A situação econômica de estados e municípios em tempos de pandemia é colocada em xeque, visto que a prioridade é proteger os cidadãos das consequências nocivas que o novo Coronavírus tem produzido na população. Assim, medidas de distanciamento social provocam efeitos na arrecadação da cidade, com a paralisação da atividade econômica, e cresce a taxa de desemprego, que aponta para um cenário de instabilidade sem precedentes. Diante disso, como é possível pensar na retomada econômica e fiscal da cidade de São Paulo, que é um dos principais polos do setor financeiro?
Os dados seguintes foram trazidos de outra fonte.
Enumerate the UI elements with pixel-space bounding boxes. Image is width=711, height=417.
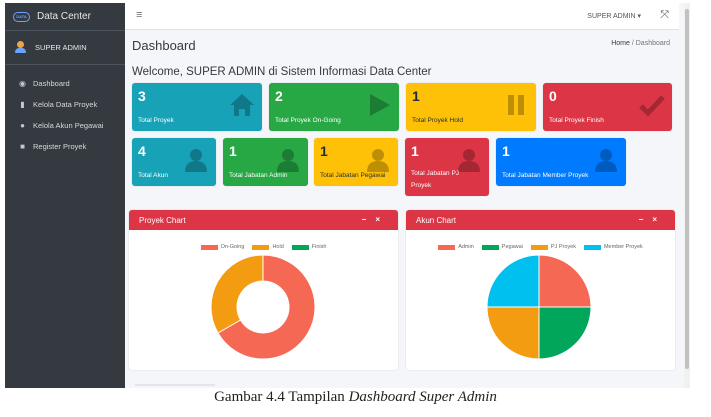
brand-name: Data Center: [37, 11, 91, 22]
data-center-logo-icon: DATA: [13, 11, 30, 22]
akun-chart-card: Akun Chart −× Admin Pegawai PJ Proyek Membe…: [406, 210, 675, 370]
user-icon: [458, 149, 480, 172]
stat-total-proyek-hold[interactable]: 1 Total Proyek Hold: [406, 83, 536, 131]
pause-icon: [508, 95, 524, 115]
user-icon: [595, 149, 617, 172]
stat-total-jabatan-pegawai[interactable]: 1 Total Jabatan Pegawai: [314, 138, 398, 186]
sidebar: DATA Data Center SUPER ADMIN ◉ Dashboard…: [5, 3, 125, 388]
proyek-doughnut-chart: [210, 254, 316, 360]
sidebar-item-register-proyek[interactable]: ■ Register Proyek: [5, 136, 125, 157]
caption-emphasis: Dashboard Super Admin: [348, 389, 497, 405]
hamburger-icon[interactable]: ≡: [136, 9, 142, 21]
user-panel[interactable]: SUPER ADMIN: [5, 31, 125, 65]
breadcrumb-current: Dashboard: [635, 40, 670, 47]
stat-value: 0: [549, 88, 557, 104]
stat-value: 1: [229, 143, 237, 159]
sidebar-item-label: Kelola Akun Pegawai: [33, 121, 104, 130]
user-dropdown-label: SUPER ADMIN: [587, 13, 636, 20]
stat-total-jabatan-pj-proyek[interactable]: 1 Total Jabatan PJ Proyek: [405, 138, 489, 196]
caption-prefix: Gambar 4.4 Tampilan: [214, 389, 345, 405]
sidebar-menu: ◉ Dashboard ▮ Kelola Data Proyek ● Kelol…: [5, 65, 125, 157]
stat-total-jabatan-admin[interactable]: 1 Total Jabatan Admin: [223, 138, 308, 186]
caret-down-icon: ▾: [637, 13, 641, 20]
stat-label: Total Proyek: [138, 117, 174, 124]
sidebar-item-kelola-data-proyek[interactable]: ▮ Kelola Data Proyek: [5, 94, 125, 115]
stat-total-akun[interactable]: 4 Total Akun: [132, 138, 216, 186]
stat-total-jabatan-member-proyek[interactable]: 1 Total Jabatan Member Proyek: [496, 138, 626, 186]
stat-value: 1: [412, 88, 420, 104]
stat-total-proyek-on-going[interactable]: 2 Total Proyek On-Going: [269, 83, 399, 131]
user-icon: [367, 149, 389, 172]
stat-total-proyek-finish[interactable]: 0 Total Proyek Finish: [543, 83, 672, 131]
breadcrumb: Home / Dashboard: [611, 40, 670, 47]
sidebar-item-label: Kelola Data Proyek: [33, 100, 98, 109]
stat-value: 1: [411, 143, 419, 159]
sidebar-item-label: Register Proyek: [33, 142, 87, 151]
sidebar-item-label: Dashboard: [33, 79, 70, 88]
breadcrumb-home-link[interactable]: Home: [611, 40, 630, 47]
stat-value: 4: [138, 143, 146, 159]
stat-label-line2: Proyek: [411, 182, 432, 189]
stat-value: 2: [275, 88, 283, 104]
slice-pegawai[interactable]: [538, 306, 592, 360]
play-icon: [370, 94, 390, 116]
welcome-message: Welcome, SUPER ADMIN di Sistem Informasi…: [132, 66, 432, 78]
folder-icon: ■: [20, 142, 25, 151]
slice-member-proyek[interactable]: [486, 254, 540, 308]
browser-viewport: DATA Data Center SUPER ADMIN ◉ Dashboard…: [5, 3, 689, 388]
check-icon: [639, 95, 665, 117]
main-content: ≡ SUPER ADMIN ▾ ⤧ Dashboard Home / Dashb…: [125, 3, 679, 388]
user-icon: [185, 149, 207, 172]
page-title: Dashboard: [132, 38, 196, 53]
top-navbar: ≡ SUPER ADMIN ▾ ⤧: [125, 3, 679, 30]
stat-label: Total Proyek Hold: [412, 117, 463, 124]
sidebar-item-dashboard[interactable]: ◉ Dashboard: [5, 73, 125, 94]
home-icon: [230, 94, 254, 116]
vertical-scrollbar[interactable]: [684, 3, 690, 388]
stat-label: Total Proyek Finish: [549, 117, 604, 124]
stat-label: Total Akun: [138, 172, 168, 179]
sidebar-item-kelola-akun-pegawai[interactable]: ● Kelola Akun Pegawai: [5, 115, 125, 136]
stat-value: 1: [502, 143, 510, 159]
user-icon: [277, 149, 299, 172]
users-icon: ●: [20, 121, 25, 130]
akun-pie-chart: [486, 254, 592, 360]
scrollbar-thumb[interactable]: [685, 9, 689, 369]
stat-value: 3: [138, 88, 146, 104]
stat-value: 1: [320, 143, 328, 159]
slice-hold[interactable]: [210, 254, 264, 334]
breadcrumb-separator: /: [631, 40, 634, 47]
dashboard-icon: ◉: [19, 79, 26, 88]
proyek-chart-card: Proyek Chart −× On-Going Hold Finish: [129, 210, 398, 370]
stat-label-line1: Total Jabatan PJ: [411, 170, 460, 177]
slice-admin[interactable]: [538, 254, 592, 308]
fullscreen-icon[interactable]: ⤧: [660, 9, 669, 22]
user-avatar-icon: [15, 41, 26, 54]
brand[interactable]: DATA Data Center: [5, 3, 125, 31]
stat-label: Total Jabatan Member Proyek: [502, 172, 589, 179]
user-dropdown[interactable]: SUPER ADMIN ▾: [587, 12, 641, 20]
figure-caption: Gambar 4.4 Tampilan Dashboard Super Admi…: [0, 389, 711, 406]
stat-total-proyek[interactable]: 3 Total Proyek: [132, 83, 262, 131]
next-section-edge: [135, 384, 215, 386]
stat-label: Total Proyek On-Going: [275, 117, 341, 124]
building-icon: ▮: [20, 100, 25, 109]
slice-pj-proyek[interactable]: [486, 306, 540, 360]
user-name: SUPER ADMIN: [35, 43, 87, 52]
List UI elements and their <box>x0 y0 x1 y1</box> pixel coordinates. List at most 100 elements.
Para responder essa e outras perguntas o jornalista Florestan Fernandes Jr., o diretor-presidente da Escola de Gestão e Contas (EGC) do Tribunal de Contas do Município de São Paulo (TCMSP), Maurício/XixoPiragino, e o economista Marcos Barreto convidaram o especialista em finanças públicas e ex-secretário de Finanças da Prefeitura de São Paulo, Amir Khair, para participar da edição virtual do programa Encontros Plurais, nessa quarta-feira (29/04).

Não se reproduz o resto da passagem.